Eglises d'Asie

A Aceh, où la charia est officiellement en vigueur pour les musulmans depuis le 15 mars 2002, la petite communauté chrétienne se montre unie et résolue à affirmer son identité

Publié le 18/03/2010




Peuplée de quatre millions de personnes, musulmanes à 98 %, la province d’Aceh, où l’armée livre une lutte sans merci au mouvement indépendantiste du GAM (Mouvement pour Aceh libre), vit officiellement depuis le 15 mars dernier sous le régime de la charia, la loi musulmane. En vigueur en réalité depuis plusieurs mois (1), la charia n’est en principe applicable qu’aux musulmans de la province et ne concerne pas les non-musulmans. Parmi ces derniers se trouve une petite communauté chrétienne, forte de quelques centaines de membres (2). Joint par téléphone par l’agence Ucanews, le P. Fernando Severi, missionnaire franciscain d’origine italienne et curé de l’unique paroisse catholique de la province, la paroisse du Sacré-Cœur à Banda Aceh, estime que l’application de la charia représente un “défi” pour les chrétiens d’Aceh. Selon lui, les chrétiens sont appelés à saisir cette “opportunité” pour “montrer leur identité chrétienne non seulement par des symboles mais aussi en témoignant de leur foi dans la société”.

Selon le P. Severi, un des premiers fruits nés de la proclamation officielle de la charia dans la province est le resserrement des liens entre protestants et catholiques, des services communs de prière étant désormais organisés. Les catholiques se montrent plus ardents à la prière et prient aussi pour leurs frères musulmans, particulièrement ceux qui sont directement affectés par le conflit meurtrier entre l’armée et le GAM. Dans la rue, observe encore le prêtre franciscain, les femmes catholiques portent bien en évidence le crucifix afin de se distinguer des musulmanes pour qui le port du voile, le jilbab, est obligatoire. Pour les femmes, “afficher le symbole chrétien est une nécessité si elles veulent éviter de se faire agresser dans la rue par des musulmans”, explique-t-il, tout en ajoutant que les catholiques ont été mises en garde contre le fait de s’habiller trop près du corps ou en minijupes.

Jusqu’à ce jour, l’application de la charia n’a pas eu de conséquence réelle sur la vie religieuse des non-musulmans. Les catholiques “peuvent toujours assister aux offices et aux autres activités proposées par la paroisse”, déclare le P. Severi. Tout au long de la Semaine Sainte, l’église du Sacré-Cœur était bondée. Mais, pour le P. Severi, en poste à Aceh depuis dix ans, l’imposition de la charia ne fait que détourner l’attention des vrais problèmes auxquels doivent faire face les Acehnais, tels que les violations des droits de l’homme, la pauvreté, la corruption et le népotisme, autant de difficultés dont “souffrent les gens”.

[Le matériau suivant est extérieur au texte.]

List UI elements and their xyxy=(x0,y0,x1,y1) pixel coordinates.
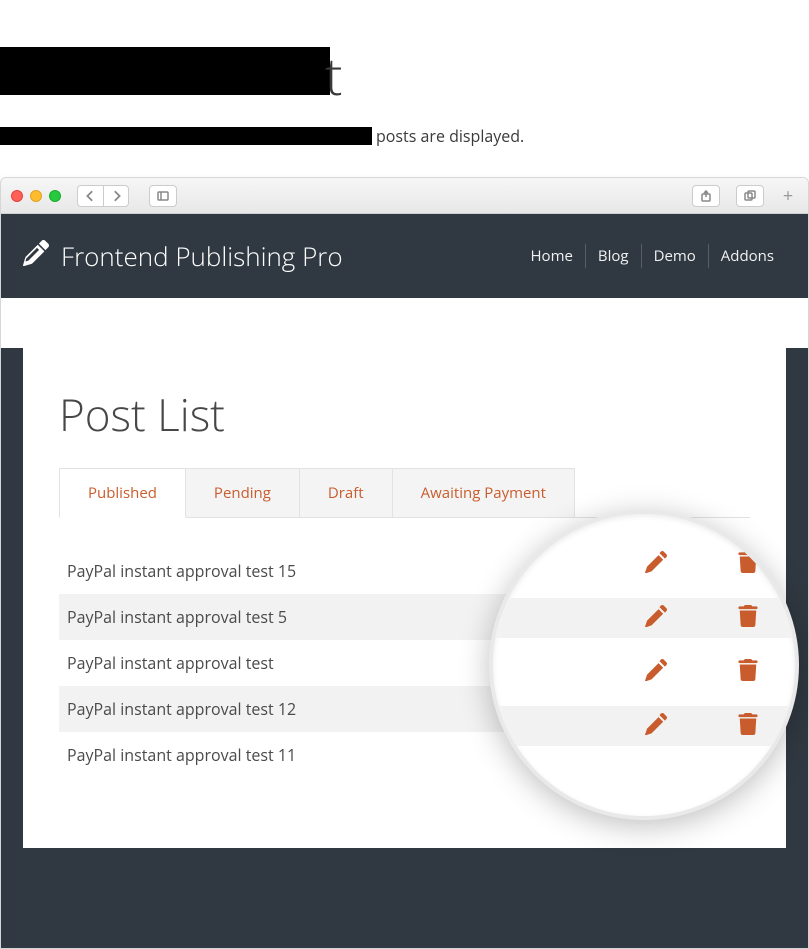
browser-window: + Frontend Publishing Pro Home Blog Demo… xyxy=(0,177,809,949)
share-button[interactable] xyxy=(692,185,720,207)
sidebar-toggle-button[interactable] xyxy=(149,185,177,207)
post-row: PayPal instant approval test 5 xyxy=(59,594,750,640)
post-title: PayPal instant approval test xyxy=(67,652,562,674)
nav-demo[interactable]: Demo xyxy=(642,244,709,268)
tabs-button[interactable] xyxy=(736,185,764,207)
page-title: Post List xyxy=(59,384,750,444)
trash-icon[interactable] xyxy=(704,606,720,622)
subtitle-tail: posts are displayed. xyxy=(376,125,524,147)
link-icon[interactable] xyxy=(584,744,600,760)
post-table: PayPal instant approval test 15 PayPal i… xyxy=(59,548,750,778)
link-icon[interactable] xyxy=(584,606,600,622)
post-row: PayPal instant approval test 15 xyxy=(59,548,750,594)
pen-nib-icon xyxy=(23,238,49,274)
primary-nav: Home Blog Demo Addons xyxy=(519,244,787,268)
redacted-bar xyxy=(0,127,372,145)
tab-awaiting-payment[interactable]: Awaiting Payment xyxy=(392,468,575,517)
pencil-icon[interactable] xyxy=(644,560,660,576)
tab-pending[interactable]: Pending xyxy=(185,468,300,517)
pencil-icon[interactable] xyxy=(644,652,660,668)
redacted-heading: t posts are displayed. xyxy=(0,0,809,177)
heading-tail: t xyxy=(325,40,342,111)
trash-icon[interactable] xyxy=(704,560,720,576)
post-title: PayPal instant approval test 12 xyxy=(67,698,562,720)
page-background: Post List Published Pending Draft Awaiti… xyxy=(1,348,808,948)
nav-blog[interactable]: Blog xyxy=(586,244,642,268)
window-zoom-dot[interactable] xyxy=(49,190,61,202)
site-header: Frontend Publishing Pro Home Blog Demo A… xyxy=(1,214,808,298)
trash-icon[interactable] xyxy=(704,744,720,760)
brand-label: Frontend Publishing Pro xyxy=(61,238,343,274)
nav-addons[interactable]: Addons xyxy=(709,244,786,268)
tabs: Published Pending Draft Awaiting Payment xyxy=(59,468,750,518)
redacted-bar xyxy=(0,47,330,95)
forward-button[interactable] xyxy=(103,185,129,207)
tab-draft[interactable]: Draft xyxy=(299,468,393,517)
post-title: PayPal instant approval test 11 xyxy=(67,744,562,766)
pencil-icon[interactable] xyxy=(644,744,660,760)
post-row: PayPal instant approval test 11 xyxy=(59,732,750,778)
link-icon[interactable] xyxy=(584,698,600,714)
post-title: PayPal instant approval test 5 xyxy=(67,606,562,628)
trash-icon[interactable] xyxy=(704,698,720,714)
site-brand[interactable]: Frontend Publishing Pro xyxy=(23,238,343,274)
post-title: PayPal instant approval test 15 xyxy=(67,560,562,582)
back-button[interactable] xyxy=(77,185,103,207)
nav-home[interactable]: Home xyxy=(519,244,586,268)
window-minimize-dot[interactable] xyxy=(30,190,42,202)
trash-icon[interactable] xyxy=(704,652,720,668)
content-card: Post List Published Pending Draft Awaiti… xyxy=(23,348,786,848)
tab-published[interactable]: Published xyxy=(59,468,186,518)
new-tab-button[interactable]: + xyxy=(778,184,798,208)
window-close-dot[interactable] xyxy=(11,190,23,202)
post-row: PayPal instant approval test 12 xyxy=(59,686,750,732)
pencil-icon[interactable] xyxy=(644,698,660,714)
browser-chrome: + xyxy=(1,178,808,214)
pencil-icon[interactable] xyxy=(644,606,660,622)
post-row: PayPal instant approval test xyxy=(59,640,750,686)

Cependant, au bureau local du ministère des Affaires religieuses, certains responsables sont moins optimistes que le P. Severi. Pour l’heure, l’application de la charia est limitée aux musulmans, mais, à terme, la loi musulmane s’appliquera à tous, déclare, sous le sceau de l’anonymat, un de ces responsables. Selon lui, certaines dessertes de la paroisse catholique ont déjà été fermées. Les pressions ne se limitent d’ailleurs pas aux seuls chrétiens ; les musulmans sont concernés. Ainsi, poursuit ce responsable, de nombreux jeunes Acehnais refusent l’application de la charia. “Il n’est pas rare de voir des étudiantes à l’université ne pas porter le voile. Pour le moment, aucune mesure n’a été prise à leur encontre”. Mais le secrétaire de la province, Thantawi Ishaq, a déclaré dans les médias au mois de mars que, dans un premier temps, les musulmanes, en ville, seraient seulement “priées” de s’habiller conformément aux préceptes de l’islam. Les sanctions éventuelles viendront dans un second temps, après concertation entre la police, le bureau de la charia et le conseil local des oulémas. D’ici à cinq ans, une police religieuse, forte de 2 500 personnes, sera recrutée dans les madrasas (écoles coraniques) et au sein de l’Institut public des Etudes islamiques et sera spécialement responsable de l’application de la loi musulmane.